The Ultimate Context

The Ultimate Context February 11, 2014

(cc) Frinthy, flickr.com
(cc) Frinthy, flickr.com

Our life exists in a context. In naturalistic terms we might say that this context is comprised of intertwined, open systems. Our physical system is intertwined with the great ecological systems of the earth, which depend on the solar system, which is itself intertwined with the galactic system, which is involved in systems that extend outward beyond the reach of our knowing. And going the other direction, our physical being is composed of smaller and smaller systems – through the organs and cells down to atoms and beyond.

Similarly, our mental systems (for lack of a better term) are intertwined with a variety of cultural systems – family, education, media and other communications systems, and a variety of other formal and informal informational systems. At the broadest extents we call these informational systems civilizations.

Thinking about the context of our life raises some interesting questions, such as:

1) What is the greatest context, the context that embraces all others? It strikes me as very important for people to be able to communicate about the idea of the greatest context; we live in a time where there is no longer a common term, a common understanding of this. From the naturalistic perspective, we await the next great cosmological theory – such as eternal inflation – to suggest an answer. For the monotheist, by definition the greatest context is God. If there was a piece of information that I could ask for from the distant future, it would be whether humans ever come to share a common understanding of the greatest context, and if so, What is that understanding?

2) Is there some principle of the self that exists apart from these systems, or is a self comprised of only the contingent interaction of these systems? If the first is correct, then what kind of thing is a self? In either case, I find that thinking of the self in these terms forces on me the recognition that the roots of my self extend immediately into the great otherness of these physical, biological and cultural systems.

3) Some thinkers use the word “process” where I have used the word “system.” The word process entails a greater sense of direction than the word system. Is the cosmos a directionless system or a directed process? Is there any way to know the answer to that question without fully understanding the greatest context?

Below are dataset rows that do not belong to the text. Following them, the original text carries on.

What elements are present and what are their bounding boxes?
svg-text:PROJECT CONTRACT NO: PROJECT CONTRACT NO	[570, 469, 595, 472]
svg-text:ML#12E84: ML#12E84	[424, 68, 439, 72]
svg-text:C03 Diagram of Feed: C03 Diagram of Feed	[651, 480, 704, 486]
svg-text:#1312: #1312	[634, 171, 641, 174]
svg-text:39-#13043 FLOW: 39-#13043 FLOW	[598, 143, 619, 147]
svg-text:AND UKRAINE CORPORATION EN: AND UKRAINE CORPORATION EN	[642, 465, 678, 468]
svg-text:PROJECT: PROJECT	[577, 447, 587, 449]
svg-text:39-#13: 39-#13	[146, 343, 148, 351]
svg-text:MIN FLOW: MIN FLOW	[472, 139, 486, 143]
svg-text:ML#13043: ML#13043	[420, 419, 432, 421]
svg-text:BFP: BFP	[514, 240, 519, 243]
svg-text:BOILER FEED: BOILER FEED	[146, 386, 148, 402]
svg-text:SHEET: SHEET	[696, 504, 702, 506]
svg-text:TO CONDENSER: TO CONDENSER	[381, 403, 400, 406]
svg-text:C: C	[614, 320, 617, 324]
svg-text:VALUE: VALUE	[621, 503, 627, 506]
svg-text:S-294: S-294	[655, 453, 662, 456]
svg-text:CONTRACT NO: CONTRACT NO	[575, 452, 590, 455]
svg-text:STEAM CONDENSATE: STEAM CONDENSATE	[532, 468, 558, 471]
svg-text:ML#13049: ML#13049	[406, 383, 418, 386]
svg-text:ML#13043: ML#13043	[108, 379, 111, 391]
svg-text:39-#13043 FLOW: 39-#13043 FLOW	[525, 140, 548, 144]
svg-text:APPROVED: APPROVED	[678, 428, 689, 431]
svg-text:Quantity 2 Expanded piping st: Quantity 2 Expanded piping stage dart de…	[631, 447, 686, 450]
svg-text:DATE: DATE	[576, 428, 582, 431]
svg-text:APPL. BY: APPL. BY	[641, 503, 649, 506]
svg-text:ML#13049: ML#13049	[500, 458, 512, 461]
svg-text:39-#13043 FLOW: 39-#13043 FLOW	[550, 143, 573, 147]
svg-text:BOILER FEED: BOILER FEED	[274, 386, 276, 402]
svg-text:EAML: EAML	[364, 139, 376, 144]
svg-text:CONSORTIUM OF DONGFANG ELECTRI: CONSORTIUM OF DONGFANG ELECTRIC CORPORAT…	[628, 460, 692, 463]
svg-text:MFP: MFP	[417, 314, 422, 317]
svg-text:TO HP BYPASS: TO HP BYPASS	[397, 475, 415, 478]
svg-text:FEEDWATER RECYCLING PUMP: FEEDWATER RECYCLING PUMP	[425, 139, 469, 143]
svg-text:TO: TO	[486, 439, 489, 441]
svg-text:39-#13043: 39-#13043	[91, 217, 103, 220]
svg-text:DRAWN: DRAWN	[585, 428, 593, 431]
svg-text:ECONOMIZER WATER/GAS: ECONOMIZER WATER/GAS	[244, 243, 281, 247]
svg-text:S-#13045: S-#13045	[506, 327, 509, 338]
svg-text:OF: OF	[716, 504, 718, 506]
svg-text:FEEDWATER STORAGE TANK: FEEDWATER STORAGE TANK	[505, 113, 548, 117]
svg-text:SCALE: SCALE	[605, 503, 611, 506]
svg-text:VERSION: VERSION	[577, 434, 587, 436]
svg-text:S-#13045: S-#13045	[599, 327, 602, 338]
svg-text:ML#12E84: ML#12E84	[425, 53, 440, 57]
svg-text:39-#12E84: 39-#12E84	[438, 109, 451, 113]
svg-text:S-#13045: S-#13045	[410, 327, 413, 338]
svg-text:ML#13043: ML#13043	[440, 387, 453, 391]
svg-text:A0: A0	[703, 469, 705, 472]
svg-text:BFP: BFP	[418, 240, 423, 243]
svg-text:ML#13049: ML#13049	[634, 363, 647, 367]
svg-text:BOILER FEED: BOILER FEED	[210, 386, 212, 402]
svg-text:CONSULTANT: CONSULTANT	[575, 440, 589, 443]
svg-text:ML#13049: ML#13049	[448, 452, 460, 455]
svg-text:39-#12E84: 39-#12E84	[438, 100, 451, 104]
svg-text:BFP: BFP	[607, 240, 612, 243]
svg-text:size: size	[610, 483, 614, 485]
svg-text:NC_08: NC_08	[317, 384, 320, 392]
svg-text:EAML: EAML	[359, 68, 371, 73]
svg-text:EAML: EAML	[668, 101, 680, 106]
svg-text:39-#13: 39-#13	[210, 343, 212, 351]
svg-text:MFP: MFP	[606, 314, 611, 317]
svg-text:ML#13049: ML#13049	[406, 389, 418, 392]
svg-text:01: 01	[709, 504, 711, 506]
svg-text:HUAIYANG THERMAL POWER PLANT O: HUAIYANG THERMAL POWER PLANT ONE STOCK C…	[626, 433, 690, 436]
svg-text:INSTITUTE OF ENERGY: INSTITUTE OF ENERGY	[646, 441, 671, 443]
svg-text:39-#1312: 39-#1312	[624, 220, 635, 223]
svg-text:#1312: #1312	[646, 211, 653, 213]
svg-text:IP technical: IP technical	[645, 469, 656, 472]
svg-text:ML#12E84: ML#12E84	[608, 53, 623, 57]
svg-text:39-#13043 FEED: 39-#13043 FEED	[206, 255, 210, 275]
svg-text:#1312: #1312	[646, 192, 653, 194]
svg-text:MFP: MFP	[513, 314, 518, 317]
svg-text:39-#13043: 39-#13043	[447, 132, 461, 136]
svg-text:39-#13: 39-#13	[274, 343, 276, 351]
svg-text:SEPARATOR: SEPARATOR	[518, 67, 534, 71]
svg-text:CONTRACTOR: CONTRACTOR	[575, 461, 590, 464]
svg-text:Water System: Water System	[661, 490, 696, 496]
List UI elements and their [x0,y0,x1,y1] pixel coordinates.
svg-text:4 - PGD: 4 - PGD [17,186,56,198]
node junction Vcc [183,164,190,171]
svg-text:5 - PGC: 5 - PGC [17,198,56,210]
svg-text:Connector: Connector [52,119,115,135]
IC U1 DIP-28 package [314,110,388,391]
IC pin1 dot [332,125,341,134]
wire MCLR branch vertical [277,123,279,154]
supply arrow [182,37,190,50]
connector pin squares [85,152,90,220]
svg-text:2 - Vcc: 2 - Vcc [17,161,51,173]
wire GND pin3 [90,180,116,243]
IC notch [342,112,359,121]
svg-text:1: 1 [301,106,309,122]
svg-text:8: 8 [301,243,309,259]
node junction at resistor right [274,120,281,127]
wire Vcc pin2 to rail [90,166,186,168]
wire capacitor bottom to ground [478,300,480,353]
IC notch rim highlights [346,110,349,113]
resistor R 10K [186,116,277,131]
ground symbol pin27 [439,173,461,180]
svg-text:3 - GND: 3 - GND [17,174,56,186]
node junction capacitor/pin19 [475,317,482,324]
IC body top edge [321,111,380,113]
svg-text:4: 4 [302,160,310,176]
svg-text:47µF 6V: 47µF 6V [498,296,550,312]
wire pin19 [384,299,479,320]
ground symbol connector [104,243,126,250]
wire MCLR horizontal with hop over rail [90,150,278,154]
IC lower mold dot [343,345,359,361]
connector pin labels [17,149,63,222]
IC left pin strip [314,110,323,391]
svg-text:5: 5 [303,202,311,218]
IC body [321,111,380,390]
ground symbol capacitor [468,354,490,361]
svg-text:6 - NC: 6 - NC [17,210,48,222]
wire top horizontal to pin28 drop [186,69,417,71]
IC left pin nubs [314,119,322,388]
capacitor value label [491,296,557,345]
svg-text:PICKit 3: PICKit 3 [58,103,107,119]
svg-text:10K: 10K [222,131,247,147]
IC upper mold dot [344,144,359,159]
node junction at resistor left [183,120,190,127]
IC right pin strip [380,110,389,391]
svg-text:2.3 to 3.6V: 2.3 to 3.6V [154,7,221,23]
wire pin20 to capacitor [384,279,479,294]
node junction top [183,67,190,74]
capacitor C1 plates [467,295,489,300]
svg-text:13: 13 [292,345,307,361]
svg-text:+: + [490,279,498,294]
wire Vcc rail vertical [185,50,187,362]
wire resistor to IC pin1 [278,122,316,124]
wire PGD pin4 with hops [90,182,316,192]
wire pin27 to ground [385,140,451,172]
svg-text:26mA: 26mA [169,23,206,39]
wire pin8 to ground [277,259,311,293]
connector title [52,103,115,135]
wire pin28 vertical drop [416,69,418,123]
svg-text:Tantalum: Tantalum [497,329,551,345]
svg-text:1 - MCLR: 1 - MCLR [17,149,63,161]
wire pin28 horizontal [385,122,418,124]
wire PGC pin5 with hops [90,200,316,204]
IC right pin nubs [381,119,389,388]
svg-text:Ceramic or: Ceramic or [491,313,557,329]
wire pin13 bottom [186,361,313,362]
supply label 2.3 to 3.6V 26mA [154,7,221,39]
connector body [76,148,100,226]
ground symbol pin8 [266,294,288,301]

4) Systems can be either in or out of equilibrium. To greater or lesser extents, we seem to be able to effect (to use a more neutral word than “choose”) the state of our own equilibrium. There is something very mysterious about a system that can effect its own equilibrium. There are no clear instructions on how to effect one’s equilibrium. There are, though, symbols in the various traditions that have been found helpful. I find the image of the sitting Buddha a particularly powerful signpost, pointing toward this end.

The questions and observation above all belong to the ordinary concerns of spirituality. Perhaps all spiritual questions in the end can be reduced to these: What is the self? What is the greater or greatest context within which the self exists? How can one bring one’s self into equilibrium or accord with this Ultimate Context?